Mi padre, y yo lo sé, se nutre de un recuerdo. No hace más que aguardar ese pensamiento. Como quien aguarda una señal, espera con los ojos fijos. Espera civilizadamente su turno para abordar aquella barca sin pescadores, una barca de tiempo atrás, de los años en que los juegos y los patos que un día alzaron vuelo llevando entre sus alas la laguna.
Nosotros lo miramos. Esperamos también nuestro turno. Un objeto cualquiera dentro de la memoria: un pato, palabra, una nube que entre infinitas igual a la de aquél sea una soga, una ola que en santiamén nos pierda ahí. Bastaba coincidir, aunque a medias, para tomar nuestras maletas y zarpar hasta donde él en la distancia.
Mi padre está tan lejos. Me miro en el espejo y no soy la que trepó sobre aquellos hombros fuertes, no la segura del viaje y la sombrilla del fulgor de las copas de oro.

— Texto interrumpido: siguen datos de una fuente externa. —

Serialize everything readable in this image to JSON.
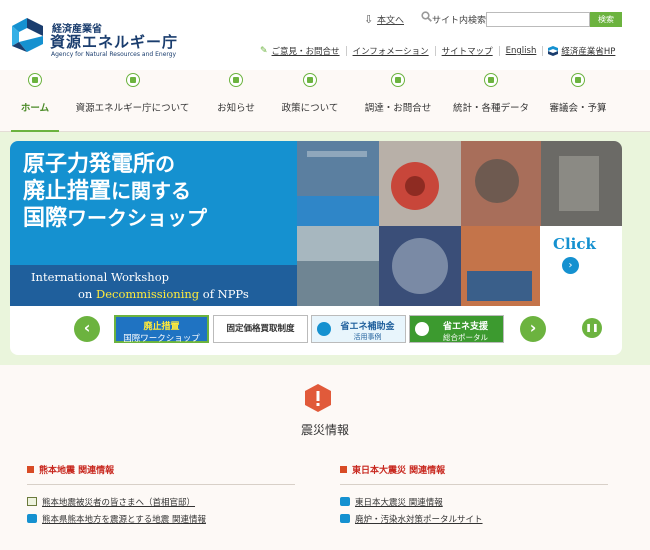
{
  "header": {
    "org_small": "経済産業省",
    "org_main": "資源エネルギー庁",
    "org_en": "Agency for Natural Resources and Energy",
    "skip_link": "本文へ",
    "search_label": "サイト内検索",
    "search_value": "",
    "search_button": "検索"
  },
  "util_links": [
    {
      "label": "ご意見・お問合せ"
    },
    {
      "label": "インフォメーション"
    },
    {
      "label": "サイトマップ"
    },
    {
      "label": "English"
    },
    {
      "label": "経済産業省HP"
    }
  ],
  "nav": [
    {
      "label": "ホーム",
      "active": true
    },
    {
      "label": "資源エネルギー庁について"
    },
    {
      "label": "お知らせ"
    },
    {
      "label": "政策について"
    },
    {
      "label": "調達・お問合せ"
    },
    {
      "label": "統計・各種データ"
    },
    {
      "label": "審議会・予算"
    }
  ],
  "banner": {
    "jp_line1_a": "原子力発電所",
    "jp_line1_b": "の",
    "jp_line2_a": "廃止措置",
    "jp_line2_b": "に関する",
    "jp_line3_a": "国際",
    "jp_line3_b": "ワークショップ",
    "en_line1": "International Workshop",
    "en_line2_a": "on ",
    "en_line2_b": "Decommissioning",
    "en_line2_c": " of NPPs",
    "click_label": "Click"
  },
  "slider": {
    "thumbs": [
      {
        "line1": "廃止措置",
        "line2": "国際ワークショップ"
      },
      {
        "line1": "固定価格買取制度"
      },
      {
        "line1": "省エネ補助金",
        "line2": "活用事例"
      },
      {
        "line1": "省エネ支援",
        "line2": "総合ポータル"
      }
    ]
  },
  "disaster": {
    "title": "震災情報",
    "left": {
      "heading": "熊本地震 関連情報",
      "links": [
        "熊本地震被災者の皆さまへ（首相官邸）",
        "熊本県熊本地方を震源とする地震 関連情報"
      ]
    },
    "right": {
      "heading": "東日本大震災 関連情報",
      "links": [
        "東日本大震災 関連情報",
        "廃炉・汚染水対策ポータルサイト"
      ]
    }
  },
  "colors": {
    "accent": "#6cb33f",
    "brand_blue": "#1591d0",
    "alert_red": "#c8281f"
  }
}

Yo lo miro. En su cama, en su habitación hay palabras colgadas. Su almohada es un texto indescifrable que sólo su mejilla alcanza. Acerco mi oído. Ahí no hay nada. Para mí, un nuevo vocablo: nostalgia.
Intuyo que soy yo y tal vez lloro. Lloro poco y sin estertores. Lloro mientras lo espío por la rendija, por los espejos y pienso que he sido yo. Me contiene saber que habría sido yo quien ha perdido la audición, la que en el silencio incapaz de escuchar la melodía de los viajeros, los ausentes.